In quasi un mese di repliche (dal 4 dicembre al 1 gennaio al Teatro Argentina) il Natale in casa Cupiello di Antonio Latella ha avuto il merito più evidente di imporsi all’attenzione del pubblico e della critica come inevitabile oggetto di discussione. Evento della stagione culturale romana, la messinscena ha letteralmente spaccato a metà l’opinione degli spettatori, divisi tra entusiasti e indignati. Il fronte degli oppositori annovera gli inossidabili conservatori, che proprio non ce la fanno a sopportare quella che hanno interpretato come una violazione del mito di Eduardo. Che poi il genio del teatro italiano del secondo Novecento sia messo in discussione proprio con quello che ormai è considerato il suo capolavoro e che questo avvenga addirittura a Natale, nel salotto buono della scena romana, non poteva andar giù a molti spettatori, che infatti hanno abbandonato l’Argentina a metà della rappresentazione. Meno viscerale ma altrettanto forte la reazione di alcuni critici, come ha registrato Simone Nebbia, che nella sua Lettera a uno spettatore ha messo in fila le ragioni di una risposta tanto emotiva.
Di pari intensità è però l’entusiasmo di chi nello spettacolo di Latella ha visto un modo intelligente di accostarsi al repertorio, scostandosi dalla devozione passiva nei confronti dei classici. Risposta che è arrivata da un pubblico giovane, che con il passaparola e la velocità dei tweet si è messo in fila al botteghino, per riempire il teatro fino all’ultima balconata.
Si è parlato del coraggio di “dissacrare” Eduardo, che è stato smontato e rivoltato per essere “demistificato” (Andrea Porcheddu in un brillante articolo su glistatigenerali.com). Pur condividendo l’analisi precisa e puntuale, non sono convinta che si sia trattato di una dissacrazione. Perché nell’operazione di Latella io ho visto piuttosto una chiara evocazione. In un’intervista rilasciata all’Adn Kronos poco prima del debutto romano, il regista parlava della condizione di orfanità da Eduardo, da accettare necessariamente per poterne accogliere l’eredità. Solo dichiarandolo morto e non sentendosene quindi più figli (ma orfani, appunto), si può “capire cosa si sta ricevendo” e dargli nuova vita.
Latella si libera dalla sottomissione a modelli interpretativi ricalcati sulla versione televisiva curata dallo stesso Eduardo e dalla tradizione delle regie del repertorio defilippiano.
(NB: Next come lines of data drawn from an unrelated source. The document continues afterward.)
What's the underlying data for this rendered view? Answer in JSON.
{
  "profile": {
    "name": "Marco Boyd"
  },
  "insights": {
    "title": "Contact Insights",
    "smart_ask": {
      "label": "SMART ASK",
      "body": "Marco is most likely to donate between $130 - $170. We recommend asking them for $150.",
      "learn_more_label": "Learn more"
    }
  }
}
Questo Natale in casa Cupiello torna a leggere il testo della Cantata dei giorni pari e lo rispetta. I tre grandi quadri in cui è diviso lo spettacolo corrispondono ai tre atti della commedia, definendone la diversa natura, dovuta alle diverse fasi di composizione (il testo nasce come atto unico, coincidente con l’attuale secondo atto). A differenziare i momenti è soprattutto l’azione: assente nel primo in cui gli attori letteralmente “leggono” il testo, esasperata in quello centrale e fissata in pochi gesti di qualità pittorica nel terzo.
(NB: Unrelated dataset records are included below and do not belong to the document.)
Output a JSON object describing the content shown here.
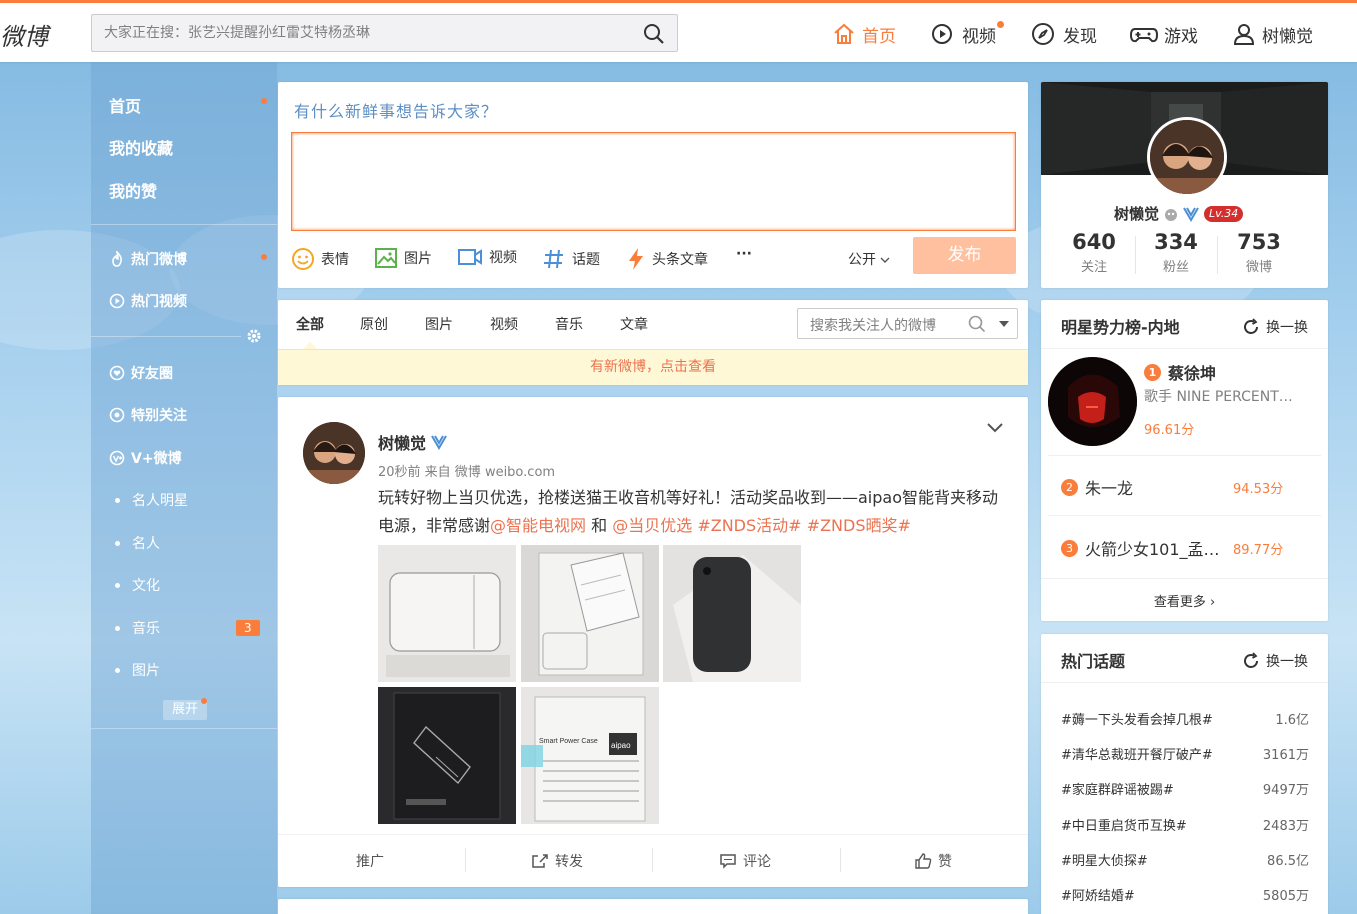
{
  "topbar": {
    "logo": "微博",
    "search_placeholder": "大家正在搜：张艺兴提醒孙红雷艾特杨丞琳",
    "nav": [
      {
        "label": "首页",
        "icon": "home-icon",
        "active": true
      },
      {
        "label": "视频",
        "icon": "video-icon",
        "dot": true
      },
      {
        "label": "发现",
        "icon": "compass-icon"
      },
      {
        "label": "游戏",
        "icon": "gamepad-icon"
      },
      {
        "label": "树懒觉",
        "icon": "user-icon"
      }
    ],
    "accent": "#fa7d3c"
  },
  "leftnav": {
    "main": [
      "首页",
      "我的收藏",
      "我的赞"
    ],
    "hot": [
      "热门微博",
      "热门视频"
    ],
    "groups": [
      "好友圈",
      "特别关注",
      "V+微博"
    ],
    "categories": [
      "名人明星",
      "名人",
      "文化",
      "音乐",
      "图片"
    ],
    "music_badge": "3",
    "expand": "展开"
  },
  "composer": {
    "prompt": "有什么新鲜事想告诉大家？",
    "tools": [
      "表情",
      "图片",
      "视频",
      "话题",
      "头条文章",
      "···"
    ],
    "visibility": "公开",
    "publish": "发布"
  },
  "feed_tabs": {
    "tabs": [
      "全部",
      "原创",
      "图片",
      "视频",
      "音乐",
      "文章"
    ],
    "search_placeholder": "搜索我关注人的微博",
    "notice": "有新微博，点击查看"
  },
  "post": {
    "author": "树懒觉",
    "meta": "20秒前 来自 微博 weibo.com",
    "text_1": "玩转好物上当贝优选，抢楼送猫王收音机等好礼！活动奖品收到——aipao智能背夹移动电源，非常感谢",
    "mention_1": "@智能电视网",
    "and": " 和 ",
    "mention_2": "@当贝优选",
    "tag_1": "#ZNDS活动#",
    "tag_2": "#ZNDS晒奖#",
    "images": [
      {
        "desc": "white phone case diagram box"
      },
      {
        "desc": "opened box with instructions"
      },
      {
        "desc": "black phone case"
      },
      {
        "desc": "black box with diagram"
      },
      {
        "desc": "box label",
        "caption": "Smart Power Case",
        "brand": "aipao"
      }
    ],
    "actions": [
      "推广",
      "转发",
      "评论",
      "赞"
    ]
  },
  "profile": {
    "name": "树懒觉",
    "level": "Lv.34",
    "stats": [
      {
        "n": "640",
        "l": "关注"
      },
      {
        "n": "334",
        "l": "粉丝"
      },
      {
        "n": "753",
        "l": "微博"
      }
    ]
  },
  "star_rank": {
    "title": "明星势力榜-内地",
    "refresh": "换一换",
    "top": {
      "rank": "1",
      "name": "蔡徐坤",
      "desc": "歌手 NINE PERCENT…",
      "score": "96.61分"
    },
    "list": [
      {
        "rank": "2",
        "name": "朱一龙",
        "score": "94.53分"
      },
      {
        "rank": "3",
        "name": "火箭少女101_孟…",
        "score": "89.77分"
      }
    ],
    "more": "查看更多 ›"
  },
  "hot_topics": {
    "title": "热门话题",
    "refresh": "换一换",
    "items": [
      {
        "t": "#薅一下头发看会掉几根#",
        "c": "1.6亿"
      },
      {
        "t": "#清华总裁班开餐厅破产#",
        "c": "3161万"
      },
      {
        "t": "#家庭群辟谣被踢#",
        "c": "9497万"
      },
      {
        "t": "#中日重启货币互换#",
        "c": "2483万"
      },
      {
        "t": "#明星大侦探#",
        "c": "86.5亿"
      },
      {
        "t": "#阿娇结婚#",
        "c": "5805万"
      }
    ]
  }
}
A chi ha davanti agli occhi le scene riprese dalle telecamere della Rai nel 1977 non può non sembrare un’operazione straniante. Effetto cui concorre la riproduzione, come un ritornello ossessivo, della voce di Eduardo, mentre dice di doversi mettere “a fa’ ‘o Presebbio n’ata vota”. Qui si misura, secondo me, la vicinanza e il rispetto nei confronti dell’autore, che è presente in scena, quasi a benedire questa traduzione in immagini e azione. Latella si stacca da una tradizione fin troppo vincolante, per tornare alla parola diretta del drammaturgo, che recupera fino agli accenti. Luca scrive su un foglio invisibile, sottolineando l’intoccabilità del testo (che però verrà plasmato in almeno un paio di occasioni). Allo stesso modo gli attori (tutti bravi, ma spiccano Monica Piseddu – Concetta, Francesco Manetti – Luca e Lino Musella – Tommasino) non imitano né alludono ai loro illustri predecessori.